Hospitals: A Patient Safety Emergency, Not a Customer Service Problem

If Local Authorities represent civic failure, the Hospitals and Clinics sector represents something far graver. At 52% CSI, with a negative NPS of minus 5 and the widest expectation-quality gap in the entire survey, 50 percentage points, the public health system is, in the report's own language, experiencing "a patient safety emergency." Nurse-to-patient ratios stand at 1:28 against the WHO-recommended 1:8. Medication is unavailable at 43% of public hospital visits. Emergency response times average 4.2 hours. Maternal mortality remains at 462 per 100,000 live births, three times the SADC average. Over 4,200 nurses and 890 doctors left the country in 2024 and 2025 alone.

The private-public divide is stark: private hospitals average 71% CSI while public hospitals average 41%. That 30-point gulf is not a management gap. It is a resource gap, a governance gap, and for the majority of Zimbabweans who cannot afford private care, a matter of life and death. The report records that 64% of Zimbabweans have no formal medical cover, and that average family medical aid premiums now consume 18% of median household income for those who do.

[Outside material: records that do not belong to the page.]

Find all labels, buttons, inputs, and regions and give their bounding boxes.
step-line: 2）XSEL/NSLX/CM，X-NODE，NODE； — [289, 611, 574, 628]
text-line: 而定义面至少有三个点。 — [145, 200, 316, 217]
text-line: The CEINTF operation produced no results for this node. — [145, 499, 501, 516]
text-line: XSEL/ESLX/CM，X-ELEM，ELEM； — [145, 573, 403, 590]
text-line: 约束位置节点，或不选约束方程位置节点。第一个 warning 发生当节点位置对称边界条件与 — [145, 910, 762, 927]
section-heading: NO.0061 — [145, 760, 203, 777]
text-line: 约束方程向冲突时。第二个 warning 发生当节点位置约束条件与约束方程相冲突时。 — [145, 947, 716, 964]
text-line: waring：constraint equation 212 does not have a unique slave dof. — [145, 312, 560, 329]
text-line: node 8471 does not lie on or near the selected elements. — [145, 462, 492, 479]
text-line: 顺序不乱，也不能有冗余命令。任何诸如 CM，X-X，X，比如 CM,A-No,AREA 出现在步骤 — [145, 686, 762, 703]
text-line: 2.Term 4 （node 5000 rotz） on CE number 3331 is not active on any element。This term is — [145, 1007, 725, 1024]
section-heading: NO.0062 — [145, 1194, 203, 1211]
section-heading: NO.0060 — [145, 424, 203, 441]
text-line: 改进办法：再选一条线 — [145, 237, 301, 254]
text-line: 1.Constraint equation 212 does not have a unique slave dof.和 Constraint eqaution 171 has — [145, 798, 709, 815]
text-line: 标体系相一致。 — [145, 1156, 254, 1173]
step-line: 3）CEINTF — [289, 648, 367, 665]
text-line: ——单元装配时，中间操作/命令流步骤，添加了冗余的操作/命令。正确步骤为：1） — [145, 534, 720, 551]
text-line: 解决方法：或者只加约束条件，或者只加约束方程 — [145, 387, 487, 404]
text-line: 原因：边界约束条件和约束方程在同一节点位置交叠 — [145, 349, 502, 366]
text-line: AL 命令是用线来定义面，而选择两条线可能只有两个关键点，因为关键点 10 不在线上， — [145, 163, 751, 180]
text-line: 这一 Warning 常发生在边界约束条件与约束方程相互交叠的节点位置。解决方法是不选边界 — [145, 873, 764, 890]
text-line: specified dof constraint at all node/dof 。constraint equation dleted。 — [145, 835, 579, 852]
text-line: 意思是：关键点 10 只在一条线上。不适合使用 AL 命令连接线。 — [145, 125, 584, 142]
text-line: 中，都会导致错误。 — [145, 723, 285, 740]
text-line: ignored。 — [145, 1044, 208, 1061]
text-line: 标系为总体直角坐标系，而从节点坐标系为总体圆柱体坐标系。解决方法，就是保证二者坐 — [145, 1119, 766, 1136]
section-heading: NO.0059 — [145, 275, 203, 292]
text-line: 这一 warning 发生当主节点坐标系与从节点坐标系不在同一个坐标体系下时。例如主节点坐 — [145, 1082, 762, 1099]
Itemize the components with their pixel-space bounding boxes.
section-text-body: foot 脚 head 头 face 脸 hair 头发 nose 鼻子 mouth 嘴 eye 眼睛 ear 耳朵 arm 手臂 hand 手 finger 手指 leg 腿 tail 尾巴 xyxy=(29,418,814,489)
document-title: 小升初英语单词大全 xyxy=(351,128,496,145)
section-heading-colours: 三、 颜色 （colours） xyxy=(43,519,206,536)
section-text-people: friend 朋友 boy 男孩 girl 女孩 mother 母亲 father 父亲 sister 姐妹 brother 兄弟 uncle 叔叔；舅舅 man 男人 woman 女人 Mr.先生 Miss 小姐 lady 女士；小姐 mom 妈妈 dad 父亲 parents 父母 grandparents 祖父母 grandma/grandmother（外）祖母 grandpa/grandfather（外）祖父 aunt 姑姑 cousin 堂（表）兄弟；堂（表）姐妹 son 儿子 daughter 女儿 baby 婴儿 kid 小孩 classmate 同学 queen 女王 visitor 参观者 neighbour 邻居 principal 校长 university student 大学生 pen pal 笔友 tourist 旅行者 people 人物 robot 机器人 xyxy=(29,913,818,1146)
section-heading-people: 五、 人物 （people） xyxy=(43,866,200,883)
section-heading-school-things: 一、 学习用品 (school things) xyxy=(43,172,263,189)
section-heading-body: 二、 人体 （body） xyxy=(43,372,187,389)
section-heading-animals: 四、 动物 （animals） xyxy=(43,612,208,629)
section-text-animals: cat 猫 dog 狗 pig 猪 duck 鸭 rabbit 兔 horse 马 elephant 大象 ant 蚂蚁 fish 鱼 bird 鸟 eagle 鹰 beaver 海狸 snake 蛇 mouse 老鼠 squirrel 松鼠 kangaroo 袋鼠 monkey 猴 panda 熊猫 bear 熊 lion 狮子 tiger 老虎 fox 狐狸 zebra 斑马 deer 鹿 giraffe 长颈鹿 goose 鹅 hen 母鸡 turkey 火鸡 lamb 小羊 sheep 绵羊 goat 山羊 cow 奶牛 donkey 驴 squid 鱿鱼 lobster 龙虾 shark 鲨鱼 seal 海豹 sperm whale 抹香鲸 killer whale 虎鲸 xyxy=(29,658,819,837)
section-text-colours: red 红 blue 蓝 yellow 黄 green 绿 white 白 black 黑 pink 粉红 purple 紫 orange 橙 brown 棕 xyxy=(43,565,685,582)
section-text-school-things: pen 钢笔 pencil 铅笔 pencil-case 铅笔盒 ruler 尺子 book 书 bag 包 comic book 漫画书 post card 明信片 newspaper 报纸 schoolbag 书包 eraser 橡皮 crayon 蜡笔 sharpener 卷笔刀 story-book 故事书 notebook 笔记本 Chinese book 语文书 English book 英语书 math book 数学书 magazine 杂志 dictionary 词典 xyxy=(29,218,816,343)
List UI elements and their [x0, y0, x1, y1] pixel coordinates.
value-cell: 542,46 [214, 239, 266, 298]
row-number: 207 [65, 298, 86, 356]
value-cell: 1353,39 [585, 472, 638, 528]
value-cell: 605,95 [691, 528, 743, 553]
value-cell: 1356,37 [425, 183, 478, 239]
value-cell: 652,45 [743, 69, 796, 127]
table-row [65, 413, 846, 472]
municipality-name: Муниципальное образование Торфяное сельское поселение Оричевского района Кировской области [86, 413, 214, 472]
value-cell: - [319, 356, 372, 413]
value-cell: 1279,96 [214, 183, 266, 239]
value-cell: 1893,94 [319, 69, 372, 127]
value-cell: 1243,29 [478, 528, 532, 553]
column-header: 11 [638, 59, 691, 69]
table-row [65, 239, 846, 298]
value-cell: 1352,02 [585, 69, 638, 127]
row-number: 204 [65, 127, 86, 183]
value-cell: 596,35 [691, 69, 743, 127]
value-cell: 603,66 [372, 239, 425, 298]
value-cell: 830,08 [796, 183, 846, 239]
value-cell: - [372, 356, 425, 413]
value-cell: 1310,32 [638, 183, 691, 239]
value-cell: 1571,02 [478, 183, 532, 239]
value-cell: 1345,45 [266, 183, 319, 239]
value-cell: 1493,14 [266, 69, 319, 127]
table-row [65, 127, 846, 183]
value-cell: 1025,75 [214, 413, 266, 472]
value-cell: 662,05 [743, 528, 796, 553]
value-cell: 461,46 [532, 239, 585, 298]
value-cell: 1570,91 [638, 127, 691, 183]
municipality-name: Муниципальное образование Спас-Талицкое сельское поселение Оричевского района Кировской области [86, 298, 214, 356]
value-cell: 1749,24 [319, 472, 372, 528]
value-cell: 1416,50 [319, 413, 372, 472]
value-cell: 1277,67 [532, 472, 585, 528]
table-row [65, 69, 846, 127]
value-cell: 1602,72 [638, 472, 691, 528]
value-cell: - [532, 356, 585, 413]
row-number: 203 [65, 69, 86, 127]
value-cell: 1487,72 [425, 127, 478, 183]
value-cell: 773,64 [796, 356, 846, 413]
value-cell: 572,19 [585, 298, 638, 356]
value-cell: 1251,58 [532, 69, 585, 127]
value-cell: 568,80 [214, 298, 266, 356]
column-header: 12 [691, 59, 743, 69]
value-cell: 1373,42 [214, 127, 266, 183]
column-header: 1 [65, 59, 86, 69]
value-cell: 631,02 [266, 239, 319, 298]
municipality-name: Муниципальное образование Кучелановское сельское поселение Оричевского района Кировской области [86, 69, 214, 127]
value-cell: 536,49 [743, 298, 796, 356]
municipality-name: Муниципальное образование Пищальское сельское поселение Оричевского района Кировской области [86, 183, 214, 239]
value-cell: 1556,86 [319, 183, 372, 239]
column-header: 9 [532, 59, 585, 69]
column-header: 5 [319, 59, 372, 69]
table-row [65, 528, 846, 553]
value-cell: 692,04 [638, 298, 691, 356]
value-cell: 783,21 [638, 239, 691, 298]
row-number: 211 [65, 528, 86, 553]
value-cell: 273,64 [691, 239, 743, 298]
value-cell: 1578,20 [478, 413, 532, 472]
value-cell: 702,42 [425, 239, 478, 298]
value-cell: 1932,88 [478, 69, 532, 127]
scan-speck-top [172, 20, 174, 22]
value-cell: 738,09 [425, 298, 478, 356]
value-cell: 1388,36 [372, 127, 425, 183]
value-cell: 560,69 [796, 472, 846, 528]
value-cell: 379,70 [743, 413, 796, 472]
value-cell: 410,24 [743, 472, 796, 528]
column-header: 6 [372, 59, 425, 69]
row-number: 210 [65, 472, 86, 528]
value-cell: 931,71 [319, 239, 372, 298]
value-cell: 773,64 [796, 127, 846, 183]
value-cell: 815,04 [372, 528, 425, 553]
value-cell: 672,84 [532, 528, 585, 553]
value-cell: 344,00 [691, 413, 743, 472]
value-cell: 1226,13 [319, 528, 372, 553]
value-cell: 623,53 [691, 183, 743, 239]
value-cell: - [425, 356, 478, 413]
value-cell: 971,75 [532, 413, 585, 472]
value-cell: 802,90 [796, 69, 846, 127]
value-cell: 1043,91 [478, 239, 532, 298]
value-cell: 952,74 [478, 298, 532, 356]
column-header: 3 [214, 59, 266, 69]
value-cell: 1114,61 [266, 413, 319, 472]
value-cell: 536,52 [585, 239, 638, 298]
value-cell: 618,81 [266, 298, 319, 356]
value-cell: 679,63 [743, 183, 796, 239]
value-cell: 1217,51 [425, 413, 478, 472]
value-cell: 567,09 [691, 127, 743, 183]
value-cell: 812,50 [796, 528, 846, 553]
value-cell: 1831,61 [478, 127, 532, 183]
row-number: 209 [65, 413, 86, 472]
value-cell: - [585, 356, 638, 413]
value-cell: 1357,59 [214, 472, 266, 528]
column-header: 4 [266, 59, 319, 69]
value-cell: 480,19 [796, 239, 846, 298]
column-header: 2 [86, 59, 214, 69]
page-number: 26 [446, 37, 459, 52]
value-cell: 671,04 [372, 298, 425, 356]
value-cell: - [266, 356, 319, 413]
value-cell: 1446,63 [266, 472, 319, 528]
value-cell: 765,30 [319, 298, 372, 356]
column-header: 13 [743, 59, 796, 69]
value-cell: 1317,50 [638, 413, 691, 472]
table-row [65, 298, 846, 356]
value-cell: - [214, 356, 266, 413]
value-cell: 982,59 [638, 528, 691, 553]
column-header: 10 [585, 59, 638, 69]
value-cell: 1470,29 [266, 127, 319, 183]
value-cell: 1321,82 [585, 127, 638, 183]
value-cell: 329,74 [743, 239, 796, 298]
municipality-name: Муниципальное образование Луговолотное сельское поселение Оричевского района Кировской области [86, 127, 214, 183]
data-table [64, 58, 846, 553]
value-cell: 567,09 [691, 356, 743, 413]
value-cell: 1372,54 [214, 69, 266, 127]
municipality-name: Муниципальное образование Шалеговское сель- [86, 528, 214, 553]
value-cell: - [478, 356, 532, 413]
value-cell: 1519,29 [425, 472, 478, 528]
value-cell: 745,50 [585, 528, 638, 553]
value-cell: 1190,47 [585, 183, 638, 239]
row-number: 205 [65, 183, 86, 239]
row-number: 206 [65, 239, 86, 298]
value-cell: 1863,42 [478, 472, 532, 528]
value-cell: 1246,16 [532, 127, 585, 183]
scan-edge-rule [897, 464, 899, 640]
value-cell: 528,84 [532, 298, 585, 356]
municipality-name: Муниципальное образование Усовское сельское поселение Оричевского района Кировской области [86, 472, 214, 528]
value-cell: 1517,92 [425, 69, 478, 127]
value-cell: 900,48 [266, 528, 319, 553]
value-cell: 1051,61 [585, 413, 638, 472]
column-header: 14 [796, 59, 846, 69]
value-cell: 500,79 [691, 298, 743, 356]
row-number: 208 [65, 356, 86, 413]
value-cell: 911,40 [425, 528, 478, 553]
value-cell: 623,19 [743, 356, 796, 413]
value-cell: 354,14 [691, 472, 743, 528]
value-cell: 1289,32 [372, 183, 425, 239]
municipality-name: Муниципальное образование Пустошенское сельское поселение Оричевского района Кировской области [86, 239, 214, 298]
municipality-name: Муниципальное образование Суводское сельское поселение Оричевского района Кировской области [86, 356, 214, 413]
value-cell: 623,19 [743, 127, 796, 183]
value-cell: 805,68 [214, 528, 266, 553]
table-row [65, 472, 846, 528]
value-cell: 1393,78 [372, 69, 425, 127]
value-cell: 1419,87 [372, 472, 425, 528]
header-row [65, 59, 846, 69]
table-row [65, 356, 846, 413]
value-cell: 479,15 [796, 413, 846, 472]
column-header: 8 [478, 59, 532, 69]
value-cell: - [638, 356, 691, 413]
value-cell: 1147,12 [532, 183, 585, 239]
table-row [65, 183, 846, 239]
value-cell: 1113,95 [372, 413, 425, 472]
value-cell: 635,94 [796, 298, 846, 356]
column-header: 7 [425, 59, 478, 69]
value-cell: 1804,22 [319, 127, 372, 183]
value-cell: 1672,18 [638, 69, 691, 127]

Regulatory Authorities and Public Service Agencies fared little better, scoring 50% CSI with a perceived quality rating of just 34 out of 100, the lowest of any sector measured. Licence or service application or processing averages six weeks against a published ten-day standard. Informal payment demands corruption, in plain English, were reported at 38% of public service points. Disability access at government buildings was rated inadequate at 81% of facilities. Service hours restricted to 08:00-16:00 effectively exclude working citizens entirely.

The Headline Hides the Harm

The 67.5% national score is real, and it is driven by genuine excellence in mobile financial services (79%), tour operations (84%), hospitality (89%), and courier logistics (81%). These sectors, all private and all subject to competitive pressure, have improved dramatically over five years. But their stellar numbers do mathematical work in the national average that public institutions do not deserve to shelter behind.

The 45-percentage-point gap between Hotels and Lodges (89%) and Local Authorities (44%) is the widest in the NCSI's ten-year history. The report describes it as "not a statistical artefact" but "a lived reality for Zimbabwean citizens who experience world-class mobile payment services and life-threatening healthcare delivery in the same week." Five sectors remain below the critical 60% floor. Three of the bottom five, Hospitals, Regulatory Agencies, and Local Authorities, record negative Net Promoter Scores. They are not merely underperforming. Their customers are actively telling others to avoid them.

The CICM Executive Director, Dr Rinos Mautsa, closes the foreword with a statement aimed squarely at those in power: "The question for every CEO, every Minister, every regulator, and every board member reading this report is not whether Zimbabwe can achieve these standards across all sectors. The question is whether its institutions will choose to."

After a decade of asking that question, the answer from Zimbabwe's public institutions has been, overwhelmingly, silence.